Im Berliner Zollamt. Preußen und Mecklenburger. Mein Hauswirt und die Seinen. Studium. Gustav und Friedrich Eggers. Dichterträume

[43] Eisenbahnen gab es schon, als ich zum Sommersemester 1857 von Rostock über Schwerin nach Berlin fuhr; aber Freiheit des Verkehrs gab es zwischen den deutschen Nachbarländern Mecklenburg und Preußen noch nicht, sie waren »Ausland« füreinander – so wunderlich das auch einem heutigen Leser klingt. Das souveräne Großherzogtum Mecklenburg-Schwerin war dem deutschen Zollverein nicht beigetreten, es war eine Welt für sich. Wie ein Fremder, mit der unentbehrlichen Paßkarte, mit zollamtlich untersuchtem Koffer, zog ich über die Grenze; um in Berlin zu meiner Bücherkiste zu gelangen – ich hatte mir schon mit Feuereifer eine kleine Bücherei gesammelt – mußte ich zum »Packhof« auf der Museumsinsel wandern und sogleich zu meinem tiefen Mißvergnügen erleben, was preußische Beamte waren. Mit dem »strammen« Ernst ihres Berufs, mit humorlos strengen, historisch harten Gesichtern standen sie um die geöffnete Kiste des jungen Studenten und Poeten herum, wühlten in dem Bücherhaufen, zogen die amtlichen Brauen auf und nieder und ließen endlich unter dem martialischen[43] Schnauzbart das Verdikt heraus: »Verzollen!« – »Verzollen?« sagte ich, mit heimlich aufflammendem Preußenhaß. »Sie sehen doch, daß das alles gebrauchte, gelesene Bücher sind. Ich bin hier, um zu studieren, und brauche sie zum Studium. In jedem Buch steht vorn mein Name; sehen Sie doch hin. Ich will doch nicht Handel treiben. Schon die Inschriften sagen das. Und ich soll verzollen?«

So fochten wir eine Weile (ihr Barbaren! dachte ich); endlich sagte einer, mit den Achseln halbmenschlich zuckend: »Gehn Sie zum Direktor. Wenn der Ihrer Meinung ist, dann geben wir die Kiste frei heraus!« Ich ging zum Direktor, einem älteren Mann mit etwas müden Augen, der einsam in seinem harten Lehnstuhl saß, und trug ihm so beredt wie möglich meine Sache vor. Er sah mich an und schien zuzuhören; sein Gesicht blieb still. Was wird dieser weise Borusse nun sagen? dacht' ich. Ja oder Nein? Das ganz Unerwartete geschah: er sagte weder Ja noch Nein. Er murmelte etwas – ich weiß nicht mehr, was – er gab mir nicht unrecht, aber auch seinen Unterbeamten nicht; endlich entließ er mich mit einer freundlichen Handbewegung und einem »wird schon gehen« oder »sich durchschlagen« oder so dergleichen; kein bestimmtes Wort. Ich, wieder draußen – was? ist das auch ein Preuße? dacht' ich, jetzt etwas Verachtung in meinem Zorn. Keine eigene Meinung? – Was hab' ich nun? Was mach' ich nun? – Ich entschloß mich geschwind wie Faust: »Im Anfang war die Tat!« Bei meiner Kiste wieder angekommen, sagte ich den Herren: »Der Herr Direktor ist meiner Meinung. Geben Sie[44] mir nur die Bücher heraus!« Mit stillem Erstaunen sah ich, dieses Wort genügte. Ohne weiter nachzufragen – als hätten sie diese Entscheidung erwartet – gaben sie die Kiste frei, und ich zog mit ihr als Sieger davon.
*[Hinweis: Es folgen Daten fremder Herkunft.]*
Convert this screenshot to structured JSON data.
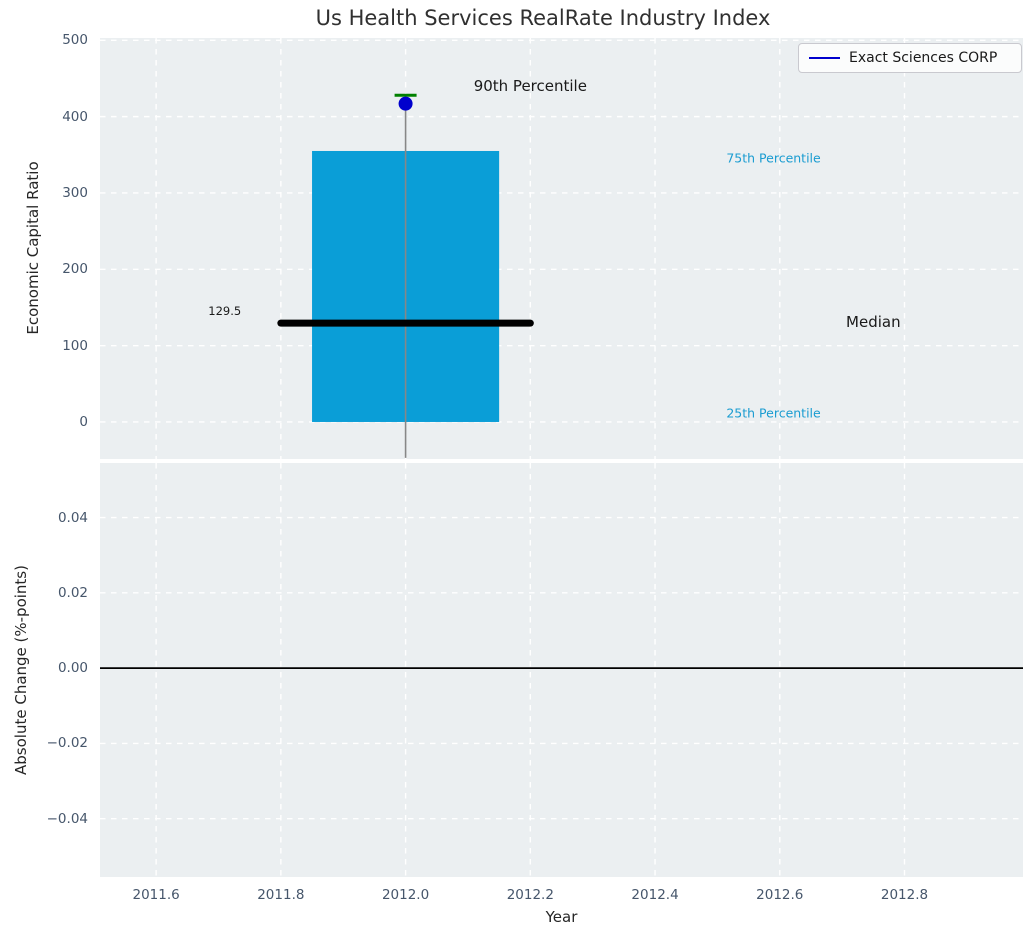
{
  "figure": {
    "title": "Us Health Services RealRate Industry Index",
    "xlabel": "Year"
  },
  "legend": {
    "label": "Exact Sciences CORP"
  },
  "colors": {
    "figure_bg": "#ffffff",
    "axes_bg": "#ebeff1",
    "grid": "#ffffff",
    "box_fill": "#0a9ed7",
    "median_line": "#000000",
    "whisker_line": "#878787",
    "whisker_cap": "#008000",
    "marker": "#0000cd",
    "legend_line": "#0000cd",
    "tick_label": "#46566b",
    "percentile_label": "#1a9cd1",
    "annotation_text": "#1a1a1a",
    "zero_line": "#000000"
  },
  "chart_data": [
    {
      "type": "boxplot",
      "title": "Us Health Services RealRate Industry Index",
      "ylabel": "Economic Capital Ratio",
      "ylim": [
        -48.5,
        503
      ],
      "xlim": [
        2011.51,
        2012.99
      ],
      "grid": true,
      "legend_position": "upper right",
      "yticks": [
        {
          "v": 0,
          "label": "0"
        },
        {
          "v": 100,
          "label": "100"
        },
        {
          "v": 200,
          "label": "200"
        },
        {
          "v": 300,
          "label": "300"
        },
        {
          "v": 400,
          "label": "400"
        },
        {
          "v": 500,
          "label": "500"
        }
      ],
      "xticks": [
        2011.6,
        2011.8,
        2012.0,
        2012.2,
        2012.4,
        2012.6,
        2012.8
      ],
      "box": {
        "x_center": 2012.0,
        "box_left": 2011.85,
        "box_right": 2012.15,
        "q1": 0,
        "q3": 355,
        "median": 129.5,
        "median_left": 2011.8,
        "median_right": 2012.2,
        "whisker_high": 428,
        "whisker_low": -47
      },
      "series": [
        {
          "name": "Exact Sciences CORP",
          "type": "scatter",
          "points": [
            {
              "x": 2012.0,
              "y": 417
            }
          ]
        }
      ],
      "annotations": [
        {
          "text": "90th Percentile",
          "x": 2012.2,
          "y": 440,
          "size": 15,
          "color": "#1a1a1a"
        },
        {
          "text": "75th Percentile",
          "x": 2012.59,
          "y": 346,
          "size": 12.5,
          "color": "#1a9cd1"
        },
        {
          "text": "Median",
          "x": 2012.75,
          "y": 131,
          "size": 15,
          "color": "#1a1a1a"
        },
        {
          "text": "25th Percentile",
          "x": 2012.59,
          "y": 12,
          "size": 12.5,
          "color": "#1a9cd1"
        },
        {
          "text": "129.5",
          "x": 2011.71,
          "y": 145,
          "size": 11.5,
          "color": "#1a1a1a"
        }
      ]
    },
    {
      "type": "line",
      "ylabel": "Absolute Change (%-points)",
      "xlabel": "Year",
      "ylim": [
        -0.0555,
        0.0545
      ],
      "xlim": [
        2011.51,
        2012.99
      ],
      "grid": true,
      "yticks": [
        {
          "v": 0.04,
          "label": "0.04"
        },
        {
          "v": 0.02,
          "label": "0.02"
        },
        {
          "v": 0.0,
          "label": "0.00"
        },
        {
          "v": -0.02,
          "label": "−0.02"
        },
        {
          "v": -0.04,
          "label": "−0.04"
        }
      ],
      "xticks": [
        {
          "v": 2011.6,
          "label": "2011.6"
        },
        {
          "v": 2011.8,
          "label": "2011.8"
        },
        {
          "v": 2012.0,
          "label": "2012.0"
        },
        {
          "v": 2012.2,
          "label": "2012.2"
        },
        {
          "v": 2012.4,
          "label": "2012.4"
        },
        {
          "v": 2012.6,
          "label": "2012.6"
        },
        {
          "v": 2012.8,
          "label": "2012.8"
        }
      ],
      "zero_line": 0.0,
      "series": []
    }
  ]
}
Dies war meine erste Berührung mit dem Preußentum; gefallen hatte sie mir nicht; mit einem warmen Vorgefühl war ich ohnedies nicht ins Land gekommen. Für die Geschichte Preußens, seine großen Fürsten und Helden schlug mir wohl das Herz; seine Zukunft als Deutschlands Vormacht schien meinem politischen Verstand unabweisbar; aber ich war tief innerlich ein unpreußischer Mensch – wie die Künstler es wohl alle sind. Ich suchte auf der Welt das Hohe, das Große, aber nicht das Strasse, Stramme, Enge, Steife, kurz das Nichtästhetische, das ich im Stockpreußen fand und das auch schon Lessings Minna von Barnhelm nicht liebte. Mir gefielen meine Mecklenburger besser, wenn ich auch ihr geschichtslos kleinbürgerliches Dahinleben nicht leiden konnte; ich floh ihre kleine Welt und ihr kleines Wollen, aber sie waren menschlicher, gemütlicher, humoristischer. Sie sind auch ein tapferes Volk, zwei von ihnen heißen Blücher und Moltke; vor allem aber bescheiden sind sie, treuherzig, redlich, unverdorben; und unverwüstlich, immergegenwärtig ist ihr goldner Humor. Den kennt jeder, der Fritz Reuter kennt; es wäre aber eine schöne Bereicherung der Lebensfreude und der Menschenliebe, auch den ganzen Umfang der liebenswürdigen Güte und Reinheit zu kennen, die in Mecklenburgern zu finden ist. In den Unscheinbaren oft am wunderbarsten; wie viel hab' ich das gesehn. Da steht mir ein dürftiges Gestellchen[45] vor Augen, Frau K., die noch hier in Rostock lebt; lange Jahre war sie Aufwärterin bei einer meiner Cousinen und weihte sich mit immer heiterer Hingebung der ihr heiligen Pflicht. Eines Tages liegt ihr Mann im Sterben; sie tritt vor meine Cousine hin, die noch nichts davon wußte, und fragt, ob sie nicht einmal heimgehen dürfe: sie möchte doch sehn, »ob ihr Mann noch da ist.« Die Cousine schickt sie fort: ja, ja, ja; und diesen Tag nicht wiederkommen! sie werde sich allein behelfen! Am Nachmittag stirbt der Mann. Am anderen Morgen ist Frau K. wieder da, blaß und still gefaßt; und so Tag für Tag. Dabei war sie zart, ein Hauch. Im strengen Winter steckte sie in sieben Stücken Zeug wie in sieben Zwiebelhäuten; hätte man ihr die alle abgezogen, man hätte vielleicht nur die platonische »Idee« der Aufwärterin gefunden. Sie hat aber an keinem Morgen gefehlt, all die Jahre durch.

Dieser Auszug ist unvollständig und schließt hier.